Fern ab des Mainstreams bewegt sich die in Berlin wohnende und doch auf der ganzen Welt umherreisende Aroma. Nicht nur ihr einmaliges Gespür für das Zusammenspiel von tanzbarer elektronischer Musik macht sie zu einer interessanten Gesprächspartnerin. Immer wieder überzeugt DJ Aroma in den Clubs dieser Welt von Lissabon über Berlin bis Istanbul mit pulsierenden Sets die vor Liebe zum Detail und Groove nur so strotzen. Auch ihre im Studio geborenen Tracks gleichen wahren Soundperlen, die nicht nur im Club mit ein Gefühl warmer und mitreißender Ästhetik verzaubern.
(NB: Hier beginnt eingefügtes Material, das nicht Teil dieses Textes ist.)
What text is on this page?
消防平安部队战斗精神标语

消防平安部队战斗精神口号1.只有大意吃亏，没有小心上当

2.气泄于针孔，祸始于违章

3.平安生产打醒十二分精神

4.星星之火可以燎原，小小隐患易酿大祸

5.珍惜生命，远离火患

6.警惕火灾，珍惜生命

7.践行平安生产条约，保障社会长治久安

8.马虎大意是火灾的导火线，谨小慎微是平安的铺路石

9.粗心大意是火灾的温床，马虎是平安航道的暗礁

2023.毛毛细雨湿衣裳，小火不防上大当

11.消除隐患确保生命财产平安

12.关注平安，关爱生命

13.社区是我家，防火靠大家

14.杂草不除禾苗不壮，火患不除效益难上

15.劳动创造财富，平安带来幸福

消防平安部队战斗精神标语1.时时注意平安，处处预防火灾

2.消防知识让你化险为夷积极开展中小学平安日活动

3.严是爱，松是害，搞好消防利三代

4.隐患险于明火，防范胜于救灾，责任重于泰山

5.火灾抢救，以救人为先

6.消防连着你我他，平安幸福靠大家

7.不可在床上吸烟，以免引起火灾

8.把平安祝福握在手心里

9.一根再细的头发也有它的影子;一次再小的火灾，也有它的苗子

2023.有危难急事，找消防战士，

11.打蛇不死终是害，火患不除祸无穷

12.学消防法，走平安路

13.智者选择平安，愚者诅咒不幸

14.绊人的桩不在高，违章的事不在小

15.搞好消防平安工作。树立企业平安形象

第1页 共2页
Technoide Klanggerüste umgarnen lockere Grooves und dezente Vocaleinsätze – Aroma steht für einen Sound der Grenzen leichtfüßig überschreitet und auf die Tanzfläche zieht. Jeder Taktschlag erzählt unweigerlich von schweißtreibenden Clubnächten voller ausgelassener Lebensfreude. In ihrer Berliner Residenz dem bunten Ritter Butzke Club begeistert sie stets mit individuellen und nicht vorhersehbaren Sets, die jenseits der langweiligen Pfade des Mainstreams über die Freiflächen der elektronischen Musiklandschaft galoppieren als gäbe es kein Morgen. Wir haben uns mit Aroma mal über Techno, die Szene und Techno hatte vor allem in den Neunziger Jahren ein sehr quietschiges und „Rave“ beladenes Image – das hat sich ja komplett gewandelt. Mittlerweile ist Techno ja viel publikumstauglicher. Was glaubst du wo stehen wir mit Techno in zehn Jahren?
Ist eigentlich lustig, dass das ganze heute populärer ist, obwohl Rave so massenkompatibel klingt. Ich bin mir da auch nicht so ganz sicher, ob sich das gewandelt hat, ausser die Begriffe. Rave war Populär und ist es auch heute noch, ausserhalb von Berlin und Szenen wo sich die Leute ernsthaft mit Musik beschäftigen. Dort ist das ganze EDM/ Techno/Tranceding ja eher Grossveranstaltung bzw. Diskotheken geprägt. Die heissen jetzt nicht mehr so aber sie sind genaso wenig an Kultur interessiert wie früher. An solchen Orten geht es darum: wer kauft wieviele Drinks an der Bar und welcher DJ oder gute Ruf des Ladens bringt mir genug Leute dorthin, aber um Musik so im eigentlichen Sinn geht es da nicht. Im Stadion gehts dann eben um Ticketverkäufe und Merchandising. Wobei groß nicht gleichbedeutend mit schlecht ist, es geht um den nicht vorhandenen Anspruch vieler Veranstalter. Auf dieser Autobahn befindet sich Techno, vielleicht hats ja noch ne Abfahrt von diesem Highway to Hell und dann kann ich in 10 Jahren immer noch gerne tanzen gehen.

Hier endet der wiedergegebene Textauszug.